Meski demikian, Maduro juga kerap menunjukkan sikap tegas terhadap apa yang ia sebut sebagai kekuatan imperialis. Namun, ketika Amerika Serikat mulai mengincarnya, ia mengaku justru menginginkan dialog dan kesepakatan.

“Pemerintah AS mengetahui hal ini karena kami telah memberi tahu banyak pejabat mereka. Jika mereka ingin melakukan percakapan serius tentang perjanjian anti-narkoba, kami siap. Jika mereka menginginkan minyak Venezuela, Venezuela siap menerima investasi AS – seperti dengan Chevron – kapan pun, di mana pun, dan bagaimana pun mereka menginginkannya. Masyarakat di AS harus tahu bahwa jika mereka menginginkan perjanjian pembangunan ekonomi yang komprehensif, Venezuela ada di sini,” kata dia.

Di sisi lain, Trump berulang kali menyebut Maduro sebagai pemimpin kartel narkoba. Pada Sabtu (3/1), jaksa federal AS mendakwa Maduro dan istrinya, Cilia Flores, atas tuduhan terorisme narkoba dan konspirasi untuk mengimpor kokain ke Amerika Serikat.

Maduro menolak tuduhan tersebut dan menegaskan bahwa pemerintahannya justru aktif memerangi jaringan narkotika lintas negara, khususnya dari Kolombia. Ia mengklaim pasukan Venezuela telah menembak jatuh 431 pesawat penyelundup narkoba yang melintas di wilayah udara negaranya.

Menurut Maduro, tuduhan sebagai pemimpin kartel sengaja diciptakan Washington untuk membenarkan agresi militer terhadap Venezuela.

“Mereka tidak bisa menuduh saya atau Venezuela memiliki senjata pemusnah massal, atau rudal nuklir, atau senjata kimia. Jadi mereka mengarang tuduhan yang pemerintah AS tahu sama palsunya dengan klaim senjata pemusnah massal yang membawa mereka ke dalam perang abadi,” katanya.

Trump juga mengklaim telah berbicara dengan Maduro “beberapa kali,” termasuk dalam waktu dekat. Namun, Maduro membantah adanya komunikasi terbaru tersebut.

Ia menegaskan hanya pernah berbicara sekali dengan Trump, yakni pada 21 November, dalam percakapan telepon selama 10 menit yang disebutnya berlangsung “sangat sopan”.

Pada Sabtu (3/1/2026), Trump mengumumkan penangkapan Maduro dan membawanya ke New York.
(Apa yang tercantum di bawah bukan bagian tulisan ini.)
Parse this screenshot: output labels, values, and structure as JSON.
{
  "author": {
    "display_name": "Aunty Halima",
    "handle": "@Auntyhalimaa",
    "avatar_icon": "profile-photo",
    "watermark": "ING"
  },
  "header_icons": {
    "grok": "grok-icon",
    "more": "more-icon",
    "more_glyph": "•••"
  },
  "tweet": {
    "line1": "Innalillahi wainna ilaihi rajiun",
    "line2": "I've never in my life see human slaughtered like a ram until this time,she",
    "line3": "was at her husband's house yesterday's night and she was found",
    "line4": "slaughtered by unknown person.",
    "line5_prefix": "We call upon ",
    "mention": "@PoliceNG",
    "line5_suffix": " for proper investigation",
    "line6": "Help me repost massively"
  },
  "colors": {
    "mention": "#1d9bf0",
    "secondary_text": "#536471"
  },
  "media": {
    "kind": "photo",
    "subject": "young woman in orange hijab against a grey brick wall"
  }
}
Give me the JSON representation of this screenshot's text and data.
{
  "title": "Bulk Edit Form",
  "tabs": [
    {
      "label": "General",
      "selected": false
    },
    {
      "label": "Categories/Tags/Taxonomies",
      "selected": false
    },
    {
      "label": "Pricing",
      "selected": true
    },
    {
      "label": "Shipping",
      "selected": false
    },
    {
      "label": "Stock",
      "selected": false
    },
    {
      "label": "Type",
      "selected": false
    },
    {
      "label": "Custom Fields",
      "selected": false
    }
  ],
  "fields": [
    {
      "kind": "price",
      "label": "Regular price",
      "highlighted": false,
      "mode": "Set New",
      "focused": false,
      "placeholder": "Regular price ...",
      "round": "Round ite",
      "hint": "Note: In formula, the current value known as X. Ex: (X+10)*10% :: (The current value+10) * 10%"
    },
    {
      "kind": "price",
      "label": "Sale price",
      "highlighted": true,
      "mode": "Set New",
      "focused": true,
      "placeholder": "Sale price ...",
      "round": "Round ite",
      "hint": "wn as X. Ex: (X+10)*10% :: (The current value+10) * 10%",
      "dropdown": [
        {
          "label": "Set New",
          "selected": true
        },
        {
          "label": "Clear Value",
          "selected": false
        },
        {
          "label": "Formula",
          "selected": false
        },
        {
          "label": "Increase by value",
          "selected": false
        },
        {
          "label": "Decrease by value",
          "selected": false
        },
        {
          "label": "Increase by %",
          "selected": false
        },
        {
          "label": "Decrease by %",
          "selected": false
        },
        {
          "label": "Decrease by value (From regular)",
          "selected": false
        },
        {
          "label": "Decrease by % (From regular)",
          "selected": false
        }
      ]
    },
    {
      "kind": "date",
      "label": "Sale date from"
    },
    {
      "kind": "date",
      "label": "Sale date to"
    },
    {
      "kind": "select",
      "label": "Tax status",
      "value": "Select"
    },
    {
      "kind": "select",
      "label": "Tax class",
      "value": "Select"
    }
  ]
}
Maduro dilaporkan ditahan di Pusat Penahanan Metropolitan, Brooklyn.

Maduro dan istrinya sebelumnya dibawa ke sebuah kapal perang, lalu diterbangkan dengan pesawat yang mendarat di Pangkalan Garda Nasional Udara Stewart, New York.

Dalam operasi penangkapan tersebut, Amerika Serikat mengerahkan pasukan elite Delta Force, unit misi khusus militer AS, untuk melancarkan serangan ke Venezuela.